But, although the UK figure is 7% higher than in 2015, it is less than 2% of the amount paid in the US.
Dr Richard Frank is professor of health economics at Harvard Business School, and served in the Health Department from 2009 to 2016, during President Obama’s administration.
He thinks medical training in the US has not been good enough.
“Physicians have received almost no training in pain management,” he says.
“Until recently they have been under some pretty important misconceptions about how addictive various products are.”
He adds: “A couple of years ago I testified before congress when I was in government. One of the representatives, before going into congress, was a thoracic surgeon.
“He noted that he had gotten almost no training in pain management – and what he had learned came entirely from the nursing staff he worked with.”
Dr Frank says medical training isn’t the only reason for America’s opioid problem. “There’s plenty of blame to go round,” he says.
But his criticism is echoed by Professor Judith Feinberg.
“Doctors didn’t learn anything about addiction at medical school,” she says.
“That is now changing, but everyone who’s a doctor already, didn’t learn anything. I learned about opioid drugs in the part of pharmacology where we learned about anaesthesia.

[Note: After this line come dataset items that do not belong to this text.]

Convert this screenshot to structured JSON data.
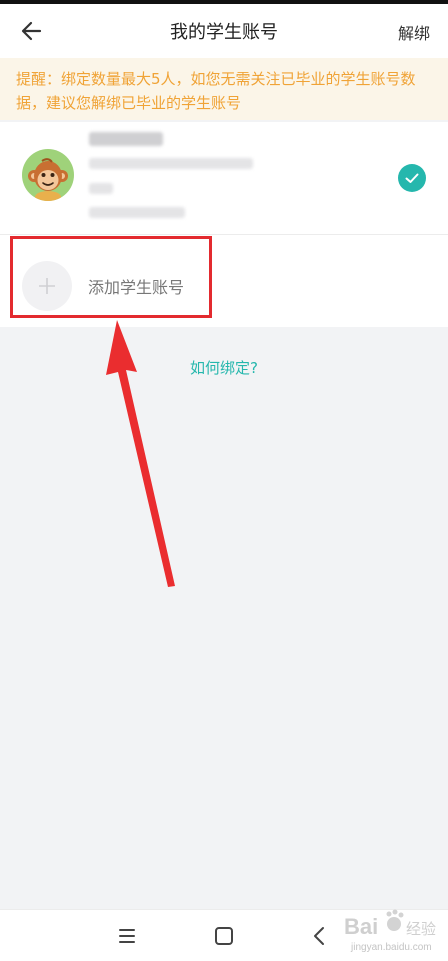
{
  "header": {
    "title": "我的学生账号",
    "unbind_label": "解绑"
  },
  "notice": {
    "text": "提醒：绑定数量最大5人，如您无需关注已毕业的学生账号数据，建议您解绑已毕业的学生账号"
  },
  "student": {
    "avatar_icon": "monkey-avatar-icon",
    "selected": true
  },
  "add_student": {
    "label": "添加学生账号"
  },
  "help_link": "如何绑定?",
  "watermark": {
    "text": "jingyan.baidu.com"
  },
  "colors": {
    "accent": "#25b7ad",
    "notice_text": "#f0a336",
    "notice_bg": "#fbf5e8",
    "annotation_red": "#e32a2f"
  }
}
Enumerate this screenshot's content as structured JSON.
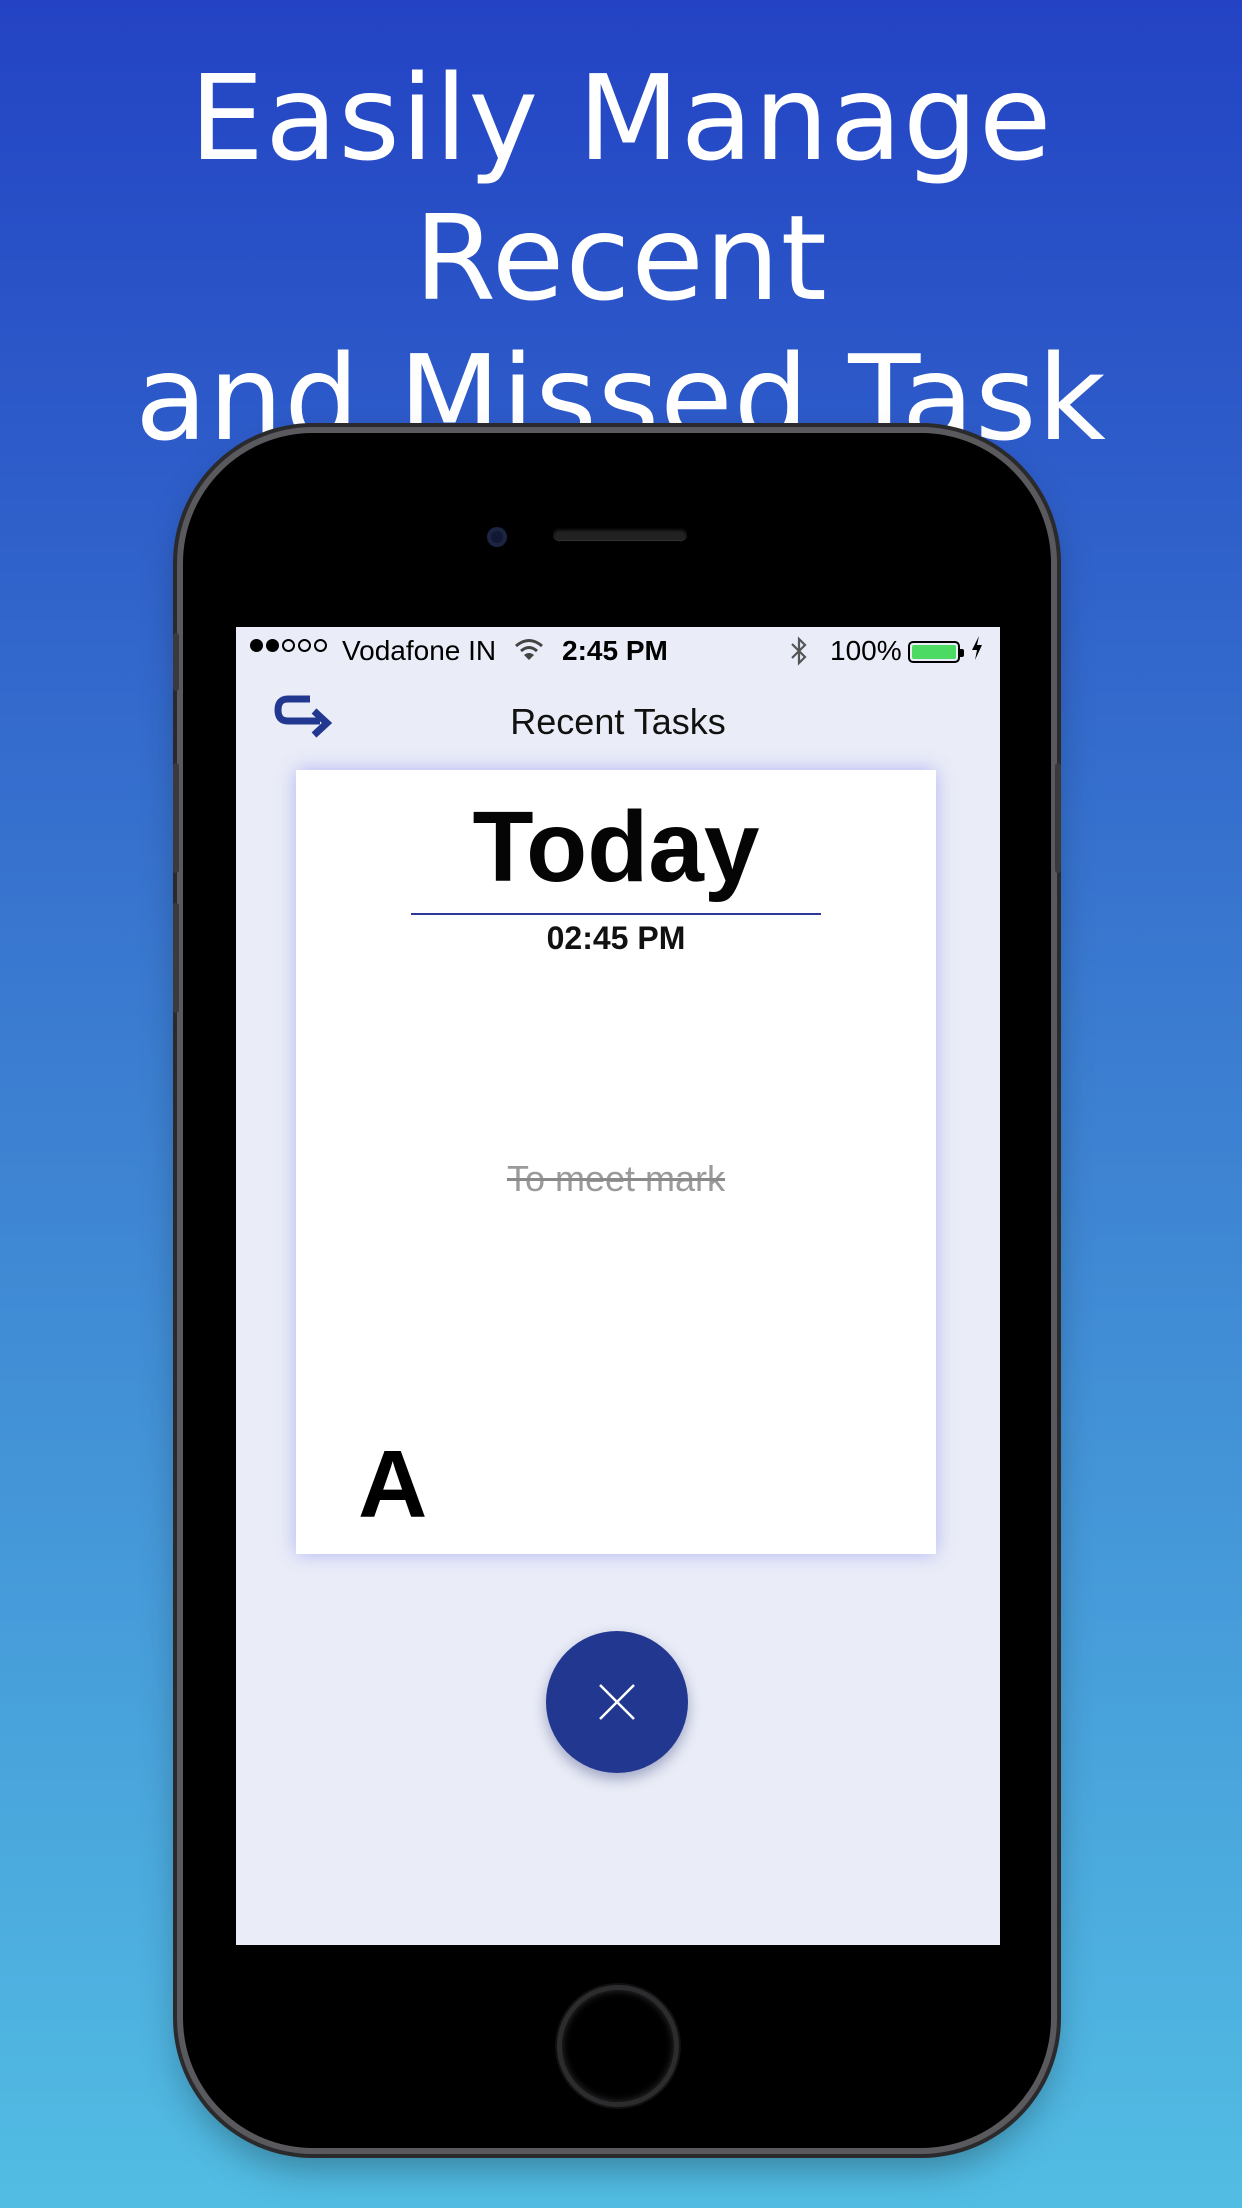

“Probably the whole topic of anaesthesia-like drugs was two hours. People don’t have much knowledge about opioids. There was no curriculum that includes addiction.”
In 1980, Dr Hershel Jick wrote a short letter to the New England Journal of Medicine.
It said that “despite widespread use of narcotic drugs in hospitals, the development of addiction is rare in medical patients with no history of addiction”.
The claim has been debunked, and the letter now carries an online warning note. But Dr Jick’s letter had a big impact.
This year, Canadian researchers said the letter had been cited 600 times – usually to claim opioids weren’t addictive.
In the late 1990s the Veterans Health Administration – which runs healthcare for military veterans – pushed for pain to be recognised as the “fifth vital sign”.
This gave pain equal status with blood pressure, heart rate, respiratory rate, and temperature.
Then in 2001, the Joint Commission – which certifies almost 21,000 US health organisations and programmes – established standards for pain assessment and treatment.
In 2016, the JC released a statement that claimed that “everyone is looking for someone to blame” for the opioid problem. It insisted that its 2001 standards did not “require the use of drugs to manage a patient’s pain”.
But Professor Feinberg says the VHA and JC’s moves meant doctors were under pressure to prescribe strong painkillers – such as opioids – when they may not have been necessary.
“By the time you reach middle age, it’s a rare person who doesn’t ache somewhere,” she says.
She adds that – in a country where patients rate their doctors, and low ratings can affect doctors’ earnings – the score can be influenced by whether patients receive opioids.
A culture of medication
Some Americans, says Professor Keith Humphreys from Stanford University, believe that life is “fixable”.
“I’m 51,” he says. “If I go to an American doctor and say ‘Hey – I ran the marathon I used to run when I was 30, now I’m all sore, fix me’, my doctor will probably try to fix me.
“If you do that in France the doctor would say ‘It’s life, have a glass of wine – what do you want from me?'”
In 2016, a study compared how Japanese and American doctors prescribed opioids. It found that Japanese doctors treated acute pain with opioids in 47% of cases – compared to 97% in the US.
“There is obviously a willingness, and a habit, of giving opioid pain relief that is not shared elsewhere,” says Professor Feinberg.
“Other countries deal with pain in much healthier ways.”